Después de dejarlos llorar un rato, el padre dio su bendición a Mary, a Richard y a Irene; luego los deudos llevaron la camilla hasta la carroza. Cuando las puertas del vehículo se cerraron, Mary preguntó a su yerno:
– ¿Ya se lo dijiste a Anne y a Lucy?
– Aún no -esa sola idea hizo que Eddie volviera a llorar, atontado, y el padre de Krystyna le puso un brazo sobre los hombros.
– Eddie, ¿quieres que estemos contigo cuando se lo digas? -le preguntó Mary.
– No… no sé.
– Si quieres, podemos acompañarte, Eddie -aseguró Irene.
– No sé -repitió él con un suspiro de agotamiento.
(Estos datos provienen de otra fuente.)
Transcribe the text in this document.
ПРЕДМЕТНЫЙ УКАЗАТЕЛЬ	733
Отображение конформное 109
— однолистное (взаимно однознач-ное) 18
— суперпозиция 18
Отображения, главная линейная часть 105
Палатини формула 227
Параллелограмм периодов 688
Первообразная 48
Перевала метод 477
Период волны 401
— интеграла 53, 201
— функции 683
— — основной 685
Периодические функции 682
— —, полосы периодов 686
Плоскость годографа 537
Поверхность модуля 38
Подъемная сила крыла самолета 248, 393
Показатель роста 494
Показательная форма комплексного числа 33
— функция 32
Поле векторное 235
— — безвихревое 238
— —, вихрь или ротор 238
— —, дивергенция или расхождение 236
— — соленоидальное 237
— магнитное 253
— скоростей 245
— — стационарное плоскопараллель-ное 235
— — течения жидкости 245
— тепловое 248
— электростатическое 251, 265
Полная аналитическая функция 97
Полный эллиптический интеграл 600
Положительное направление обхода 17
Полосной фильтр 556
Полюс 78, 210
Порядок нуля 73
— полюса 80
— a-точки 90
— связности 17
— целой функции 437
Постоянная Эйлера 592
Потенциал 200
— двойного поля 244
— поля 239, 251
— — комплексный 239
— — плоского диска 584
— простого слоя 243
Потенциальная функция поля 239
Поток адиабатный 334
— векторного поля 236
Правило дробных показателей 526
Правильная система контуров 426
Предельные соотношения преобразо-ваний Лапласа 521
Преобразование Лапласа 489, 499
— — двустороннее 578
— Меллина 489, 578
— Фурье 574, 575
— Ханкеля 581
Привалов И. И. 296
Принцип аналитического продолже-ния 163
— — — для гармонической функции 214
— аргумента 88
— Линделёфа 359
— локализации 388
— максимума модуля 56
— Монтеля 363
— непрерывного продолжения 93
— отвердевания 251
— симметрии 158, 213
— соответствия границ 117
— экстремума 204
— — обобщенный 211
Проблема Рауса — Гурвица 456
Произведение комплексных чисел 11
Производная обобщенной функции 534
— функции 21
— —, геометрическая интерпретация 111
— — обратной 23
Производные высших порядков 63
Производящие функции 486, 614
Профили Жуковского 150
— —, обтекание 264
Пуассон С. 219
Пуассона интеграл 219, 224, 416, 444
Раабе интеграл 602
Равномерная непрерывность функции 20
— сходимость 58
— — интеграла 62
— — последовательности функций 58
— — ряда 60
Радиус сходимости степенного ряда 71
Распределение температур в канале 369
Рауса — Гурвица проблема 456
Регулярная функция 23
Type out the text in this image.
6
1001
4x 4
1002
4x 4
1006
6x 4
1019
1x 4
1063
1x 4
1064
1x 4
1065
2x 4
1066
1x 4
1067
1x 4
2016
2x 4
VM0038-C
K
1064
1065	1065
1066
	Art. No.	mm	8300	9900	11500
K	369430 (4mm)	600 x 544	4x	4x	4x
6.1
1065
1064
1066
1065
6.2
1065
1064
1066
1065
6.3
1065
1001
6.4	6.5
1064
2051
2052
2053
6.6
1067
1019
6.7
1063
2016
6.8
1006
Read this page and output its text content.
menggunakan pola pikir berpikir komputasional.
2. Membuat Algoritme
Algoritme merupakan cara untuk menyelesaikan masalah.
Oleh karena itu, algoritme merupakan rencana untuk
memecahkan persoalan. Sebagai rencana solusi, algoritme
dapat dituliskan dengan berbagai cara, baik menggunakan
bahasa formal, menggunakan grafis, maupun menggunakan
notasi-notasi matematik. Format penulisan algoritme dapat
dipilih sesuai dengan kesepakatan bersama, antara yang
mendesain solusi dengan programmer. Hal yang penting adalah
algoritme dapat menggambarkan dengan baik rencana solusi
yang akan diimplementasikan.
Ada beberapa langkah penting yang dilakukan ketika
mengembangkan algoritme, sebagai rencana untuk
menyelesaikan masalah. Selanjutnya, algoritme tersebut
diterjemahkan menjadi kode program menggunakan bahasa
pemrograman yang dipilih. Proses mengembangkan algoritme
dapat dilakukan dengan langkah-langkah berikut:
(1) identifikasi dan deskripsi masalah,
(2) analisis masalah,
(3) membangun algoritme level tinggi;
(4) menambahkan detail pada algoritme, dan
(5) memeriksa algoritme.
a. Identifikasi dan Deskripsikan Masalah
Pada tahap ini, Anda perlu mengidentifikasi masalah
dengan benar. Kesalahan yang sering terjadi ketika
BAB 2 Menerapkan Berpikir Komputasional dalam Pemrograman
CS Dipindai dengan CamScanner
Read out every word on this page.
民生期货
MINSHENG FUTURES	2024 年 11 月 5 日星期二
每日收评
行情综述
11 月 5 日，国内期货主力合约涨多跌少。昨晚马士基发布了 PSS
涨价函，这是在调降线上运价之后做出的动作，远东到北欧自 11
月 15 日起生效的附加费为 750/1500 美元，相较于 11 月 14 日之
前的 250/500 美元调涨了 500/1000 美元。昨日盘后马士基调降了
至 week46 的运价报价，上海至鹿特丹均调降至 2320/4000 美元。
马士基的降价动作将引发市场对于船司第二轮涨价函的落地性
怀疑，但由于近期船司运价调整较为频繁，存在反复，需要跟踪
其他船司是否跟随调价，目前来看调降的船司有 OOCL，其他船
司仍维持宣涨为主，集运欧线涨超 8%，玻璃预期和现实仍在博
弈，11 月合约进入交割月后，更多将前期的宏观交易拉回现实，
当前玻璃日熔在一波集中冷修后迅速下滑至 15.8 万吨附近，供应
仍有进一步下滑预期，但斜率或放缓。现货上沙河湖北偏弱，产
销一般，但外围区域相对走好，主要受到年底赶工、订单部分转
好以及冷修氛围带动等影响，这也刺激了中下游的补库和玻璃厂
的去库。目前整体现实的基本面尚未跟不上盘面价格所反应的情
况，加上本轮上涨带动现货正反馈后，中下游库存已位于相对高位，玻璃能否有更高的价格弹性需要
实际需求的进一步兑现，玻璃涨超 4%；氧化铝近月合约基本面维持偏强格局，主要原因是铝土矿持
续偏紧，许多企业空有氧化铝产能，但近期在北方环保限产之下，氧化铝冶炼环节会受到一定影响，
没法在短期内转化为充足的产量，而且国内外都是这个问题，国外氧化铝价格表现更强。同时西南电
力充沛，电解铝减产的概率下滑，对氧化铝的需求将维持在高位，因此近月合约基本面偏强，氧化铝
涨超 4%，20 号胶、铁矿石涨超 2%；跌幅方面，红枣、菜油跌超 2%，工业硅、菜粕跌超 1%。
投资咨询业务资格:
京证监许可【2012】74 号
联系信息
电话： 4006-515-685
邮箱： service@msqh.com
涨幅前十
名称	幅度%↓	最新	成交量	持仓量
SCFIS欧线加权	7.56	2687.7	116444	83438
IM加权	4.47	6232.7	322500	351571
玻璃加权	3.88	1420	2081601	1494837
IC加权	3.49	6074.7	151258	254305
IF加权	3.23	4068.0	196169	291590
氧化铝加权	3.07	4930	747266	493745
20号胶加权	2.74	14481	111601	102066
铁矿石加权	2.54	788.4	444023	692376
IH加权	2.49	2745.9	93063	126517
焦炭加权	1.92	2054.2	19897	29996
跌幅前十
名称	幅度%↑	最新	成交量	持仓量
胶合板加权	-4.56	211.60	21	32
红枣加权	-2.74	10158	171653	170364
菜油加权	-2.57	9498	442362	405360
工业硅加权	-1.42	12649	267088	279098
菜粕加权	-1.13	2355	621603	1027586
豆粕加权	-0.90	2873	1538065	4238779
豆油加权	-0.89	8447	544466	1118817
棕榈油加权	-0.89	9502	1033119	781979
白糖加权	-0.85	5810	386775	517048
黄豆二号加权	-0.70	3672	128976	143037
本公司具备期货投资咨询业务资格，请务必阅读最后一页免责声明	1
El padre Kuzdek intervino.
– Vamos, Eddie. Se lo diremos juntos a las niñas. Tú y yo. Y luego Mary, Richard, Irene y tú podrán llevarlas a casa.
– Sí -estuvo de acuerdo Eddie, agradecido de que alguien le indicara lo que tenía que hacer-. Sí, gracias, padre.
El pequeño grupo se dispersó hacia los distintos autos y un nuevo temor se apoderó de ellos. Todos sabían lo difícil que había sido la última hora, pero la siguiente sería peor, porque tendrían que darle la noticia a las niñas.